Di tengah hujan salju, pelatih asal Portugal itu tampak tetap tenang dan bahkan ceria, meski baru saja kehilangan pekerjaan yang disebut-sebut sebagai impian kariernya. Amorim dilaporkan keluar rumah untuk berjalan-jalan santai dan menyapa para fotografer dengan ramah. Sikap tersebut dinilai tak biasa bagi seorang manajer yang baru saja mengalami kemunduran besar dalam karier kepelatihannya.
Dalam pernyataan resminya, Manchester United mengonfirmasi kepergian Amorim setelah 14 bulan menjabat sebagai pelatih kepala. Pihak klub menegaskan Amorim sempat membawa tim melaju ke final Liga Europa di Bilbao. Namun, kegagalan finis lebih baik dari posisi keenam di Liga Primer membuat manajemen mengambil langkah perubahan demi mengejar target tertinggi klub.

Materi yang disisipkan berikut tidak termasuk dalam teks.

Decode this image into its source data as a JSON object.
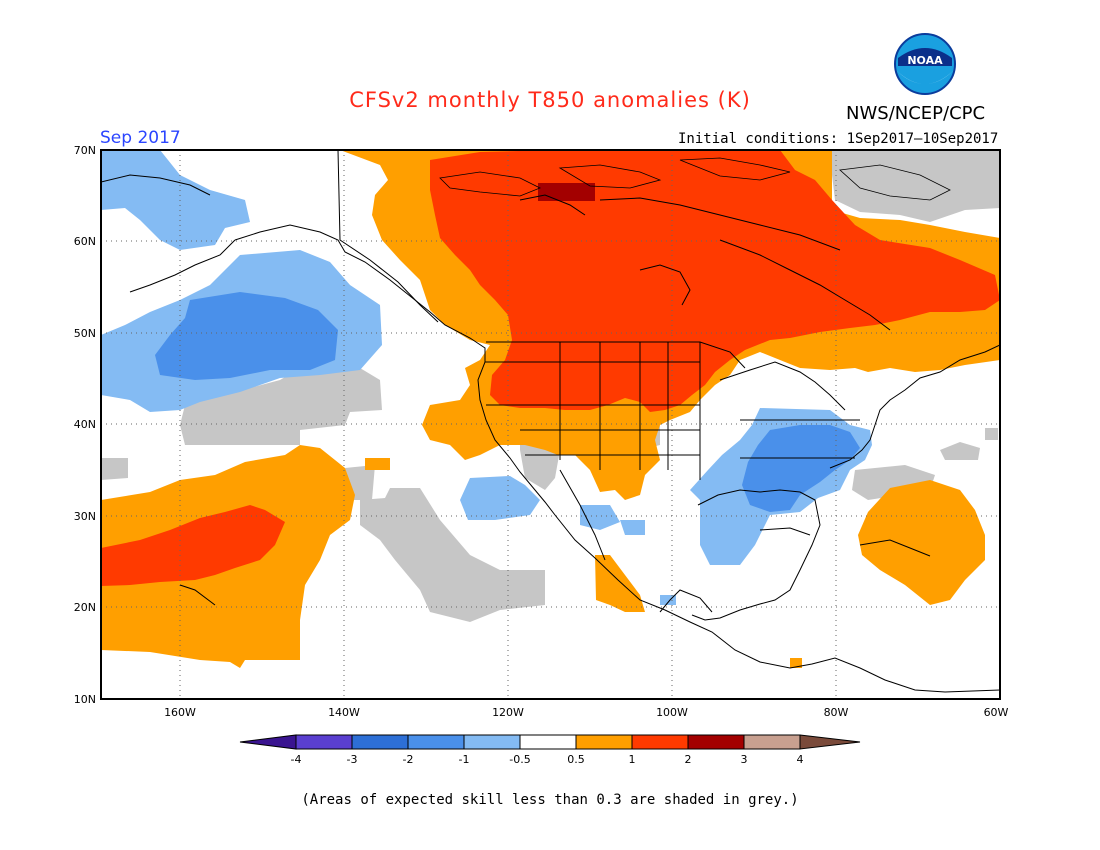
{
  "header": {
    "title": "CFSv2 monthly T850 anomalies (K)",
    "agency": "NWS/NCEP/CPC",
    "logo_text": "NOAA",
    "month": "Sep 2017",
    "initial_conditions": "Initial conditions: 1Sep2017–10Sep2017"
  },
  "map": {
    "lat_labels": [
      "70N",
      "60N",
      "50N",
      "40N",
      "30N",
      "20N",
      "10N"
    ],
    "lon_labels": [
      "160W",
      "140W",
      "120W",
      "100W",
      "80W",
      "60W"
    ]
  },
  "colorbar": {
    "tick_labels": [
      "-4",
      "-3",
      "-2",
      "-1",
      "-0.5",
      "0.5",
      "1",
      "2",
      "3",
      "4"
    ],
    "colors": {
      "lt_m4": "#3a1490",
      "m4_m3": "#5a3fd0",
      "m3_m2": "#2d6fd6",
      "m2_m1": "#4a90ea",
      "m1_m05": "#84bbf3",
      "neutral": "#ffffff",
      "p05_p1": "#ff9f00",
      "p1_p2": "#ff3a00",
      "p2_p3": "#a30000",
      "p3_p4": "#c8a090",
      "gt_p4": "#7a4a3a",
      "low_skill_grey": "#c6c6c6"
    }
  },
  "footnote": "(Areas of expected skill less than 0.3 are shaded in grey.)"
}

Ruben Amorim didatangkan dari Sporting Lisbon pada November 2024 dengan ekspektasi tinggi. Sayangnya, ia dinilai gagal memenuhi harapan di Old Trafford. Manchester United menjalani salah satu musim terburuk dalam 51 tahun terakhir di bawah kepemimpinannya, serta menelan kekalahan dari Tottenham Hotspur di final Liga Europa, yang semakin memperberat tekanannya.
Catatan statistik di Liga Primer juga memperburuk posisi Amorim. Ia mencatatkan persentase kemenangan terendah dalam sejarah Manchester United sebagai manajer, yakni hanya 32 persen. Selain itu, tim asuhannya kebobolan rata-rata 1,53 gol per pertandingan dan hanya mencatatkan 15 persen clean sheet selama masa kepelatihannya.